Tanti sono ancora gli affitti turistici abusivi totalmente fuori controllo, due terzi del settore affitta in nero e senza alcuna garanzia per i turisti. Una triste realtà che complica la vita di un intero settore che altrimenti potrebbe fiorire e svilupparsi con un notevole incremento economico. In buona sostanza l’abusivismo che ruota intorno agli affitti turistici, oltre il danno economico e di immagine, produce anche un effetto dannoso sull’occupazione.

Il punto è che, i “furbi” proprietari degli appartamenti, situati in città d’arte a grande vocazione turistica, hanno la convinzione di ottenere di più stando nell’ombra. In realtà è vero il contrario, perché un appartamento gestito come si deve, seriamente e con tutte le garanzie necessarie, rende in media fino al 25% in più! Questi sono i numeri di cui tenere conto, i quali si possono ottenere senza rischi di sanzioni anche pesanti e nella totale trasparenza e tranquillità.

Il ruolo dei grandi player turistici

Il boom estivo ogni anno fa emergere un gettito IVA mancante milionario, con portali come Booking e le relative intermediazioni con proprietari senza partita IVA. Il controllo ovviamente va posto con una lente ben precisa su questi portali, i quali non dovrebbero consentire l’accesso ai servizi di chi non in regola. In altre parole, anche il privato dovrebbe dimostrare di essere a posto con la legge che regola gli affitti turistici.

Ovviamente questo fino ad oggi non è successo, anche Airbnb è finita più volte sotto i riflettori per questo motivo, che di fatto danneggia anche il portale. Le autorità hanno spesso puntato il dito contro Airbnb per il mancato controllo o diciamo leggerezza nell’inserimento degli appartamenti. Tuttavia, si tratta di un dato evidente a occhio, la maggior parte delle località balneari, dichiarano anche meno del 50% delle presenze e degli alloggi, dato che peggiora nelle Regioni del sud.

La soluzione è pagare tutti per pagare meno

Sappiamo che il livello di tassazione in Italia è fuori controllo, ma è anche vero che relativamente al settore turistico ci sono comunque i margini per lavorare. Il punto è che molti vogliono guadagnare tanto in poco tempo, sfruttando i mesi estivi per poi “ritirarsi” grazie alla rendita. Ecco, sarebbe bello ma purtroppo un appartamento per rendere bene e nella totale regolarità e trasparenza, deve lavorare tutto l’anno o almeno gran parte.

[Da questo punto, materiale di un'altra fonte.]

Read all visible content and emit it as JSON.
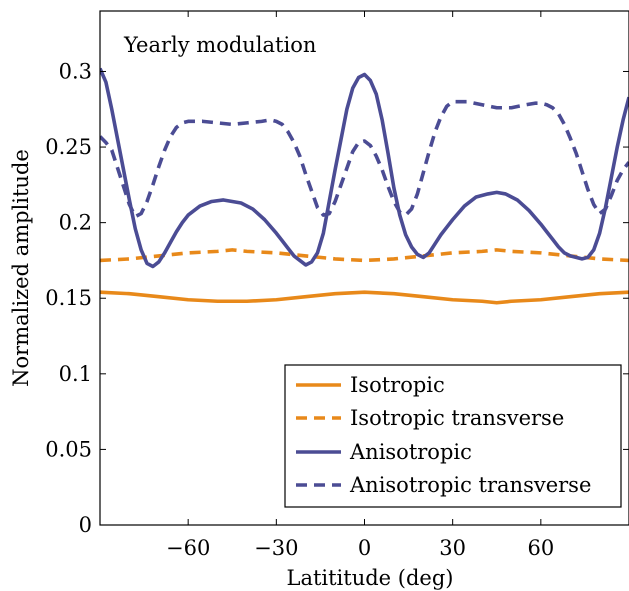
{
  "chart_data": {
    "type": "line",
    "annotation": "Yearly modulation",
    "xlabel": "Latititude (deg)",
    "ylabel": "Normalized amplitude",
    "xlim": [
      -90,
      90
    ],
    "ylim": [
      0,
      0.34
    ],
    "xticks": [
      -60,
      -30,
      0,
      30,
      60
    ],
    "xtick_labels": [
      "−60",
      "−30",
      "0",
      "30",
      "60"
    ],
    "yticks": [
      0,
      0.05,
      0.1,
      0.15,
      0.2,
      0.25,
      0.3
    ],
    "ytick_labels": [
      "0",
      "0.05",
      "0.1",
      "0.15",
      "0.2",
      "0.25",
      "0.3"
    ],
    "grid": false,
    "legend_position": "bottom-right",
    "series": [
      {
        "name": "Isotropic",
        "color": "#e8891a",
        "style": "solid",
        "x": [
          -90,
          -80,
          -70,
          -60,
          -50,
          -45,
          -40,
          -30,
          -20,
          -10,
          0,
          10,
          20,
          30,
          40,
          45,
          50,
          60,
          70,
          80,
          90
        ],
        "y": [
          0.154,
          0.153,
          0.151,
          0.149,
          0.148,
          0.148,
          0.148,
          0.149,
          0.151,
          0.153,
          0.154,
          0.153,
          0.151,
          0.149,
          0.148,
          0.147,
          0.148,
          0.149,
          0.151,
          0.153,
          0.154
        ]
      },
      {
        "name": "Isotropic transverse",
        "color": "#e8891a",
        "style": "dashed",
        "x": [
          -90,
          -80,
          -70,
          -60,
          -50,
          -45,
          -40,
          -30,
          -20,
          -10,
          0,
          10,
          20,
          30,
          40,
          45,
          50,
          60,
          70,
          80,
          90
        ],
        "y": [
          0.175,
          0.176,
          0.178,
          0.18,
          0.181,
          0.182,
          0.181,
          0.18,
          0.178,
          0.176,
          0.175,
          0.176,
          0.178,
          0.18,
          0.181,
          0.182,
          0.181,
          0.18,
          0.178,
          0.176,
          0.175
        ]
      },
      {
        "name": "Anisotropic",
        "color": "#4b4c94",
        "style": "solid",
        "x": [
          -90,
          -88,
          -86,
          -84,
          -82,
          -80,
          -78,
          -76,
          -74,
          -72,
          -70,
          -68,
          -66,
          -64,
          -62,
          -60,
          -56,
          -52,
          -48,
          -45,
          -42,
          -38,
          -34,
          -30,
          -28,
          -26,
          -24,
          -22,
          -20,
          -18,
          -16,
          -14,
          -12,
          -10,
          -8,
          -6,
          -4,
          -2,
          0,
          2,
          4,
          6,
          8,
          10,
          12,
          14,
          16,
          18,
          20,
          22,
          24,
          26,
          28,
          30,
          34,
          38,
          42,
          45,
          48,
          52,
          56,
          60,
          62,
          64,
          66,
          68,
          70,
          72,
          74,
          76,
          78,
          80,
          82,
          84,
          86,
          88,
          90
        ],
        "y": [
          0.302,
          0.293,
          0.275,
          0.255,
          0.235,
          0.215,
          0.196,
          0.182,
          0.173,
          0.171,
          0.174,
          0.18,
          0.187,
          0.194,
          0.2,
          0.205,
          0.211,
          0.214,
          0.215,
          0.214,
          0.213,
          0.209,
          0.202,
          0.193,
          0.188,
          0.183,
          0.178,
          0.175,
          0.172,
          0.174,
          0.18,
          0.193,
          0.214,
          0.235,
          0.255,
          0.275,
          0.289,
          0.296,
          0.298,
          0.294,
          0.285,
          0.268,
          0.246,
          0.223,
          0.205,
          0.192,
          0.184,
          0.179,
          0.177,
          0.18,
          0.186,
          0.192,
          0.197,
          0.202,
          0.211,
          0.217,
          0.219,
          0.22,
          0.219,
          0.215,
          0.208,
          0.199,
          0.194,
          0.189,
          0.184,
          0.18,
          0.178,
          0.177,
          0.176,
          0.177,
          0.182,
          0.193,
          0.21,
          0.23,
          0.25,
          0.268,
          0.283
        ]
      },
      {
        "name": "Anisotropic transverse",
        "color": "#4b4c94",
        "style": "dashed",
        "x": [
          -90,
          -88,
          -86,
          -84,
          -82,
          -80,
          -78,
          -76,
          -74,
          -72,
          -70,
          -68,
          -66,
          -64,
          -62,
          -60,
          -55,
          -50,
          -45,
          -40,
          -35,
          -32,
          -30,
          -28,
          -26,
          -24,
          -22,
          -20,
          -18,
          -16,
          -14,
          -12,
          -10,
          -8,
          -6,
          -4,
          -2,
          0,
          2,
          4,
          6,
          8,
          10,
          12,
          14,
          16,
          18,
          20,
          22,
          24,
          26,
          28,
          30,
          35,
          40,
          45,
          50,
          55,
          58,
          60,
          62,
          64,
          66,
          68,
          70,
          72,
          74,
          76,
          78,
          80,
          82,
          84,
          86,
          88,
          90
        ],
        "y": [
          0.257,
          0.253,
          0.248,
          0.236,
          0.224,
          0.212,
          0.204,
          0.206,
          0.214,
          0.225,
          0.237,
          0.248,
          0.257,
          0.263,
          0.266,
          0.267,
          0.267,
          0.266,
          0.265,
          0.266,
          0.267,
          0.268,
          0.267,
          0.265,
          0.26,
          0.253,
          0.244,
          0.232,
          0.221,
          0.21,
          0.205,
          0.206,
          0.214,
          0.225,
          0.236,
          0.247,
          0.253,
          0.254,
          0.251,
          0.244,
          0.235,
          0.224,
          0.214,
          0.207,
          0.205,
          0.209,
          0.219,
          0.233,
          0.247,
          0.26,
          0.27,
          0.277,
          0.28,
          0.28,
          0.278,
          0.276,
          0.276,
          0.278,
          0.279,
          0.279,
          0.278,
          0.276,
          0.272,
          0.265,
          0.256,
          0.246,
          0.234,
          0.222,
          0.212,
          0.206,
          0.209,
          0.218,
          0.228,
          0.235,
          0.24
        ]
      }
    ]
  }
}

Se i privati capissero che gli affitti turistici abusivi danneggiano anche loro, saremmo già sulla buona strada. Si potrebbe fare con l’informazione piuttosto che con la repressione. Perché di fatto, molti non sono informati tanto meno conoscono le opportunità che può offrire il loro appartamento. Furbescamente se la giocano senza regole e vincono … almeno fino a quando non li scoprono e perdono tutto!